The architecture is characterized primarily by the use of brick and stone, with round Roman arches, embellished with squat columns, lines of windows, recessed entrances, towers with capped roofs, heavy massing, and often with the use of rusticated, that is rough hewn stone blocks.

Romanesque Revival Architecture

Richardson’s first Romanesque building, the Buffalo State Asylum for the Insane was built in 1870, and his masterpiece was Boston’s Trinity Church, built in 1872-77.

The style proved immensely popular throughout the country, and soon civic buildings, churches, and huge mansions followed, designed and improved upon by a number of architects, most famously Louis Sullivan and Frank Lloyd Wright.

In New York, specifically in Brooklyn, row houses soon followed the public buildings and the mansions, as the style easily lent itself to the constraints of a smaller façade, while still allowing for great variety in ornament and an abundance of detail.

Romanesque Revival Architecture

Important ornamental features of this style are carved Byzantine Leaf ornament, ornate stained glass windows and elaborate ornamental ironwork, all designed to soften the baronial nature of this architecture.
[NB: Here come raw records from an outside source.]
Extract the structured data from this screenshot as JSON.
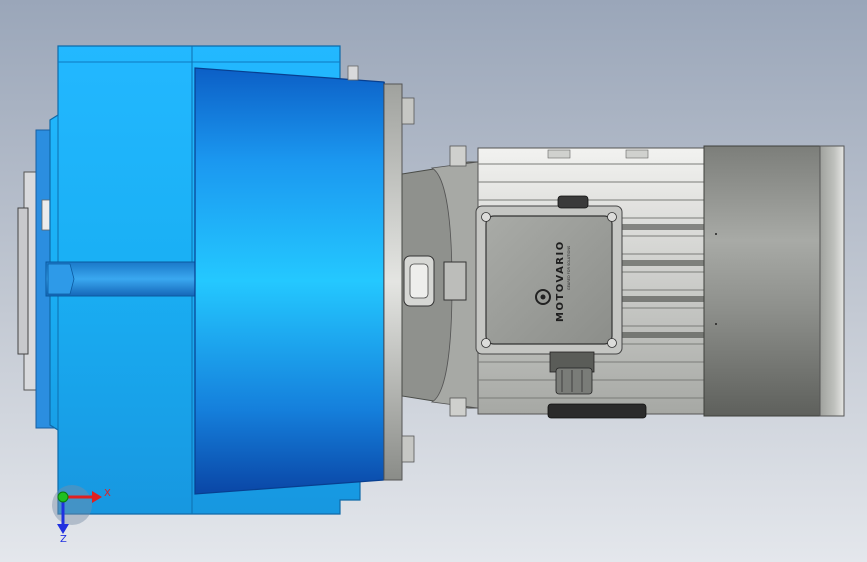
{
  "brand": {
    "name": "MOTOVARIO",
    "tagline": "GEARED FOR SOLUTIONS"
  },
  "triad": {
    "x_label": "X",
    "z_label": "Z"
  },
  "colors": {
    "gearbox_blue": "#1aa8e8",
    "gearbox_dark": "#0a55b0",
    "motor_grey": "#9a9c98",
    "axis_x": "#e02020",
    "axis_y": "#20c020",
    "axis_z": "#2030e0"
  }
}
At its grandest, this is an architectural style tailor made for the wealthy, at its simplest, an elegant and sedate style perfect for a rowhouse streetscape.

Many of Brooklyn’s finest architects were masters of the Romanesque Revival style, especially at its zenith in the mid 1880’s through early 1890’s. According to the Landmarks Preservation Commission, Brooklyn has one of the largest concentrations of Romanesque Revival buildings in the United States.
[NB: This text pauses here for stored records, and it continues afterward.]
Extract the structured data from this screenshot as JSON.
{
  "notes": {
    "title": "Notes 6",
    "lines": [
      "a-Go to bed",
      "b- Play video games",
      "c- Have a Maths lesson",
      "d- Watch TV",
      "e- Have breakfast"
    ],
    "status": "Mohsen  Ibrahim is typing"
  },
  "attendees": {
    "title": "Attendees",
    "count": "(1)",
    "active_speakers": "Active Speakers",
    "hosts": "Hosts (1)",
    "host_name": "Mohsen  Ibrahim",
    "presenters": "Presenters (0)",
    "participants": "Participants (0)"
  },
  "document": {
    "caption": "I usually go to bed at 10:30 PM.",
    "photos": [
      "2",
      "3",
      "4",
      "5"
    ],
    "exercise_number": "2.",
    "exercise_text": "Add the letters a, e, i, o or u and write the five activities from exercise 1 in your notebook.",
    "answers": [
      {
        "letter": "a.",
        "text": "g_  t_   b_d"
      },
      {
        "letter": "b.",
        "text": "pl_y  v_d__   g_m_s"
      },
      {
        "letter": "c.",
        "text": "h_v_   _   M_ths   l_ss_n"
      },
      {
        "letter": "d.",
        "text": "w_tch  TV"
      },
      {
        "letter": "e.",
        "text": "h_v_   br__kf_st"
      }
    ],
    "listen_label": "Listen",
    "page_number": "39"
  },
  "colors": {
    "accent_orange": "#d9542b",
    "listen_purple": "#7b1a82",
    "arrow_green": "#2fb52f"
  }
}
Romanesque Revival Architecture

Names that are commonplace in our historic districts: Montrose Morris, CPH Gilbert, James Naughton, PJ Lauritzen, the Parfitt Brothers, William Tubby, Mercein Thomas, JC Cady, Magnus Dahlander and George P. Chappell, as well as many more, all designed masterpieces of Romanesque Revival architecture throughout Brownstone Brooklyn.

Together they form a formidable and impressive body of work that helps define the uniqueness of our Brownstone neighborhoods. Here is but a small sampling of the Romanesque Revival style in Brooklyn.Take a look.
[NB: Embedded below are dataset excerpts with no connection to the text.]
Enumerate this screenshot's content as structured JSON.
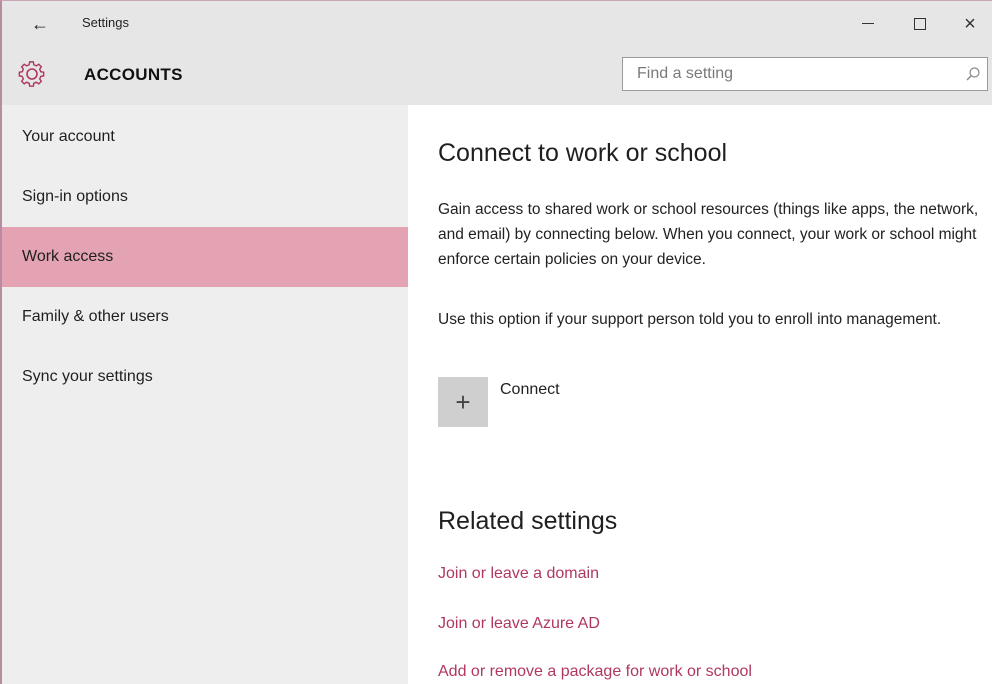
{
  "window": {
    "title": "Settings",
    "back_icon": "←",
    "close_icon": "×"
  },
  "header": {
    "section_title": "ACCOUNTS",
    "gear_icon": "gear-icon",
    "search": {
      "placeholder": "Find a setting",
      "value": ""
    }
  },
  "sidebar": {
    "items": [
      {
        "label": "Your account",
        "selected": false
      },
      {
        "label": "Sign-in options",
        "selected": false
      },
      {
        "label": "Work access",
        "selected": true
      },
      {
        "label": "Family & other users",
        "selected": false
      },
      {
        "label": "Sync your settings",
        "selected": false
      }
    ]
  },
  "content": {
    "heading": "Connect to work or school",
    "description": "Gain access to shared work or school resources (things like apps, the network, and email) by connecting below. When you connect, your work or school might enforce certain policies on your device.",
    "note": "Use this option if your support person told you to enroll into management.",
    "connect": {
      "icon": "+",
      "label": "Connect"
    },
    "related_heading": "Related settings",
    "related_links": [
      {
        "label": "Join or leave a domain"
      },
      {
        "label": "Join or leave Azure AD"
      },
      {
        "label": "Add or remove a package for work or school"
      }
    ]
  },
  "colors": {
    "accent": "#b0375f",
    "selected_bg": "#e3a3b3",
    "sidebar_bg": "#eeeeee",
    "header_bg": "#e6e6e6"
  }
}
Romanesque Revival Architecture
Photo via Bridge and Tunnel Club

Romanesque Revival Architecture

Romanesque Revival Architecture

Romanesque Revival Architecture
1910 photo via Brooklyn Public Library

Romanesque Revival Architecture

[Photos by Suzanne Spellen]


What's Your Take? Leave a Comment

  1. I never saw this building style until I moved to the East Coast. I find it quite intriguing.

    Also, Montrose, I have to add to my comments yesterday about the Crown Heights house tour: The booklets were also very impressive. Lot of work.

  2. Brenda, great story. It’s one of my favorite buildings in Park Slope, I never get tired of the hardware, stained glass and wrought iron, not to mention the dragons and other details that make it a delight, as well as impressive. I’ve always wondered who lived there, as the place needs a lot of facade work, and looks like its occupied by an eccentric aunt who doesn’t ever come out. Is it a coop, condos, or rentals? How many units now? Anyone know?

    Romanesque Revival, which easily segues into Queen Anne, as far as brownstones go, is my favorite, as well.

  3. I remember hearing that story on a Park Slope house tour in the ’70s. The version I heard was that an electrician was called in to shut down the electricity during the summer and that he didn’t realize that some of the staff were still in the elevator. In this version they died of thirst and starvation, rather than suffocation.

    Lou Singer was quite a character. He brought people into my house on his one and only PLG tour. It was evident that Lou made a lot of his “history” up, on the spot, but he was very entertaining.

  4. Gorgeous stuff. Years ago, if memory serves (and it may not, so take this tale with a big grain of salt), a Brooklyn tour guide/street raconteur named Lou Singer told me that the Adams mansion (owned by the chewing-gum magnates) was haunted–that some of their domestic staff had suffocated trapped in an elevator while the wealthy family was off at their summer “cottage.” The story still in circulation here:
    http://www.flickr.com/photos/wallyg/180615651/

  5. ditto what Jack said above – this is my fav style (typical brownstones just looks lacking in details compared to these babies).

    MM,

    seeing those houses on Dean instantly sold me on the area. BTW, dont get too close to that CM Pratt Mansion else security will come out to shoo you away.

  6. As always a great post- I am blown away by the beauty and craftsmanship of these buildings. I’m tempted to say a lost art but there are still some restorers who know how to do this work. Nothing can replace the richness and sheer ebullience Romanesque revival brings to the streetscape. Thanks MM!